Supreme Court votes to allow ‘pay-for-delay’ generic drug deal challenges
06/17/2013 // West Palm Beach , Florida, US // JusticeNewsFlash // Justice News Flash // (press release)
Washington – The Supreme Court has ruled that deals made between pharmaceutical companies and generic drug makers can be illegal and subject to being challenged in court. As reported by the Associated Press (AP), the justices voted 5-3 in the decision regarding what government officials assert prevent cheaper forms of some drugs from being placed in the market.
The ruling allows government inspections and challenges to what are regarded as “pay-for-delay” deals. Also known as “reverse settlements,” these result from generic drug makers filing a challenge at the Food and Drug Administration to patents on brand-name drugs that are held by pharmaceutical companies for 20 years. Deals often result that allow the generic drug company to sell cheaper drug versions after an agreed upon time period, and include a considerable payment as part of the settlement.
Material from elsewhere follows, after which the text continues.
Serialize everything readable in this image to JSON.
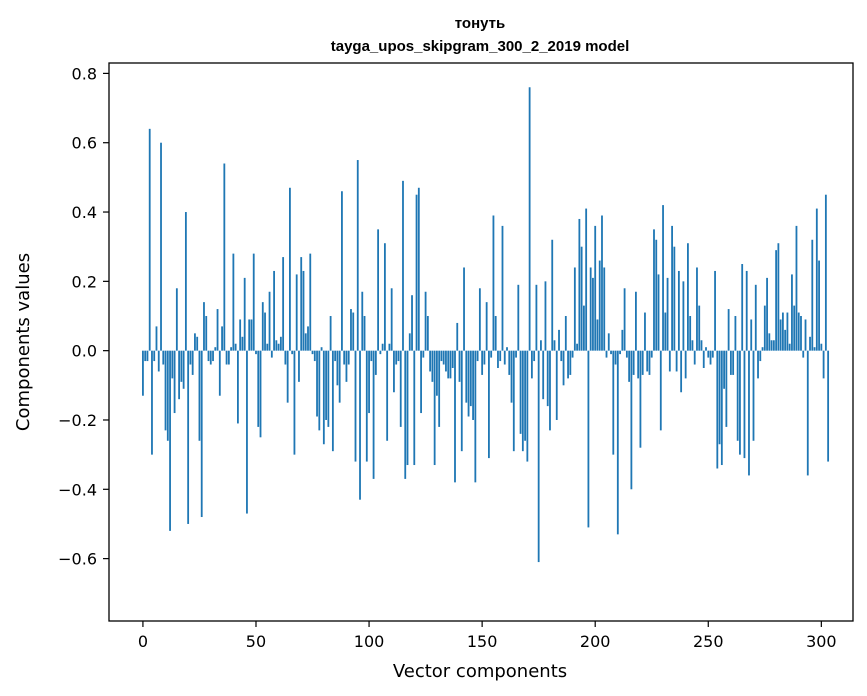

Paul Bisaro, president and CEO of Actavis, is quoted by the AP as stating of the court’s decision, “Rather, the court has established that the ‘rule of reason’ be applied, and left it to the lower courts to determine if the benefits of the settlement outweigh harm to consumers…We believe this decision continues to provide for a lawful and legitimate pathway for resolving patent challenge litigation in a manner that is pro-competitive and beneficial to American consumers.”